On 2019-01-18 7:10 a.m., Marc Gonzalez wrote:
Hello, I'm running into an issue which I don't know how to debug. So I'm open to ideas and suggestions :-) On my arm64 board, I have enabled Universal Flash Storage support. I wanted to benchmark read performance, and noticed that the system locks up when I read partitions larger than 3.5 GB, unless I tell dd to use direct IO:
Marc, If you want to benchmark (or torture) UFS read performance I have many dd variants. In the sg3_utils package there is sgp_dd (using POSIX threads for a multi-threaded copy or read) and sgm_dd (using mmap-ed IO). Plus there is a multi-platform ddpt in a package of the same name. One major difference between my dd variants and the "standard" one is that I split the bs=BS option in two: one called bs=BS where BS is the logical block size of the given device, the other is bpt=BPT (blocks per transfer) which is the number of logical blocks in each copy (or read) segment. So with your example below bs=1M would become, for a LB size of 4096, 'bs=4096 bpt=16k'. Also sgp_dd and sgm_dd don't support status=progress (ddpt does) but you can always send 'kill -s USR1 <pid_of_dd>' from another (virtual) console that has root permissions. All my dd variants and dd itself will accept that signal gracefully and output a progress report then continue.
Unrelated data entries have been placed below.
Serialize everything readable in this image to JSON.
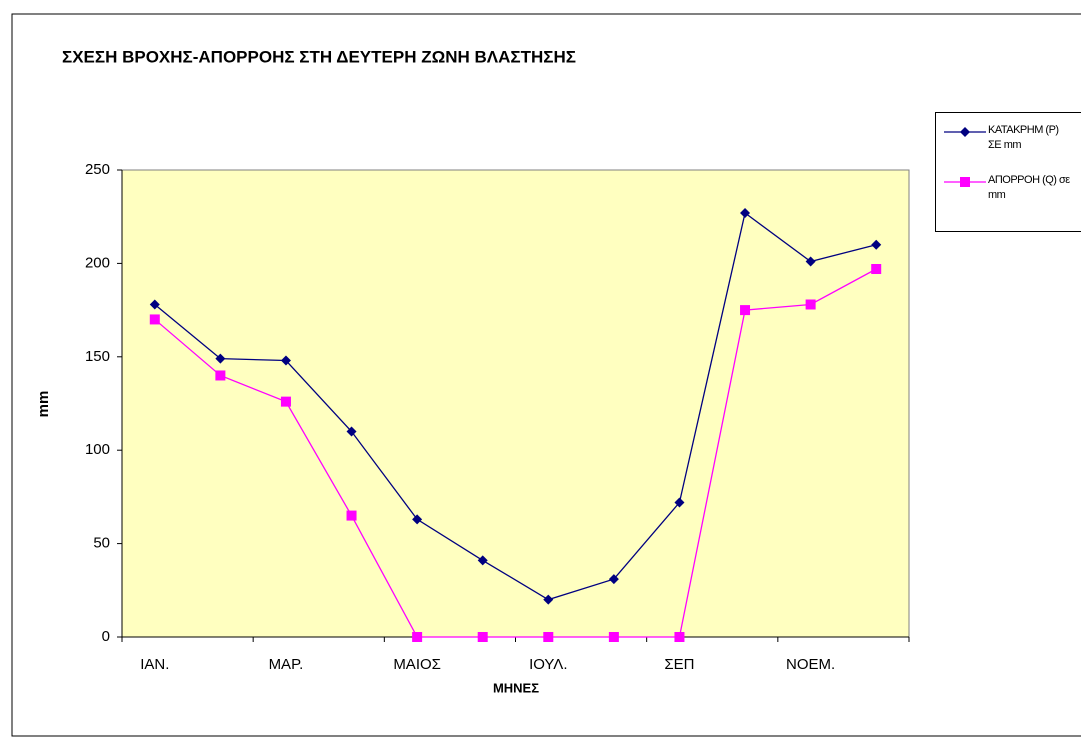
{
  "chart_data": {
    "type": "line",
    "title": "ΣΧΕΣΗ ΒΡΟΧΗΣ-ΑΠΟΡΡΟΗΣ ΣΤΗ ΔΕΥΤΕΡΗ ΖΩΝΗ ΒΛΑΣΤΗΣΗΣ",
    "x_label": "ΜΗΝΕΣ",
    "y_label": "mm",
    "categories": [
      "ΙΑΝ.",
      null,
      "ΜΑΡ.",
      null,
      "ΜΑΙΟΣ",
      null,
      "ΙΟΥΛ.",
      null,
      "ΣΕΠ",
      null,
      "ΝΟΕΜ.",
      null
    ],
    "series": [
      {
        "name": "ΚΑΤΑΚΡΗΜ (P) ΣΕ mm",
        "color": "#000080",
        "marker": "diamond",
        "values": [
          178,
          149,
          148,
          110,
          63,
          41,
          20,
          31,
          72,
          227,
          201,
          210
        ]
      },
      {
        "name": "ΑΠΟΡΡΟΗ (Q) σε mm",
        "color": "#ff00ff",
        "marker": "square",
        "values": [
          170,
          140,
          126,
          65,
          0,
          0,
          0,
          0,
          0,
          175,
          178,
          197
        ]
      }
    ],
    "ylim": [
      0,
      250
    ],
    "yticks": [
      0,
      50,
      100,
      150,
      200,
      250
    ],
    "grid": false,
    "legend": "right"
  }
}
Doug Gilbert
*** WITH O_DIRECT *** # dd if=/dev/sda of=/dev/null bs=1M iflag=direct status=progress 57892929536 bytes (58 GB, 54 GiB) copied, 697.006 s, 83.1 MB/s 55256+0 records in 55256+0 records out 57940115456 bytes (58 GB, 54 GiB) copied, 697.575 s, 83.1 MB/s *** WITHOUT O_DIRECT *** # dd if=/dev/sda of=/dev/null bs=1M status=progress 3853516800 bytes (3.9 GB, 3.6 GiB) copied, 49.0002 s, 78.6 MB/s rcu: INFO: rcu_preempt detected stalls on CPUs/tasks: rcu: 1-...0: (8242 ticks this GP) idle=106/1/0x4000000000000000 softirq=168/171 fqs=2626 rcu: 6-...0: (99 GPs behind) idle=ec2/1/0x4000000000000000 softirq=71/71 fqs=2626 rcu: (detected by 7, t=5254 jiffies, g=-275, q=2) Task dump for CPU 1: kworker/1:1H R running task 0 675 2 0x0000002a Workqueue: kblockd blk_mq_run_work_fn Call trace: __switch_to+0x168/0x1d0 0xffffffc0f6efbbc8 blk_mq_run_work_fn+0x28/0x40 process_one_work+0x208/0x470 worker_thread+0x48/0x460 kthread+0x128/0x130 ret_from_fork+0x10/0x1c Task dump for CPU 6: kthreadd R running task 0 2 0 0x0000002a Call trace: __switch_to+0x168/0x1d0 0x5b36396f4e7d4000 rcu: INFO: rcu_preempt detected stalls on CPUs/tasks: rcu: 1-...0: (8242 ticks this GP) idle=106/1/0x4000000000000000 softirq=168/171 fqs=10500 rcu: 6-...0: (99 GPs behind) idle=ec2/1/0x4000000000000000 softirq=71/71 fqs=10500 rcu: (detected by 7, t=21009 jiffies, g=-275, q=2) Task dump for CPU 1: kworker/1:1H R running task 0 675 2 0x0000002a Workqueue: kblockd blk_mq_run_work_fn Call trace: __switch_to+0x168/0x1d0 0xffffffc0f6efbbc8 blk_mq_run_work_fn+0x28/0x40 process_one_work+0x208/0x470 worker_thread+0x48/0x460 kthread+0x128/0x130 ret_from_fork+0x10/0x1c Task dump for CPU 6: kthreadd R running task 0 2 0 0x0000002a Call trace: __switch_to+0x168/0x1d0 0x5b36396f4e7d4000 The system always hangs around the 3.6 GiB mark, wherever I start from. How can I debug this issue? Regards.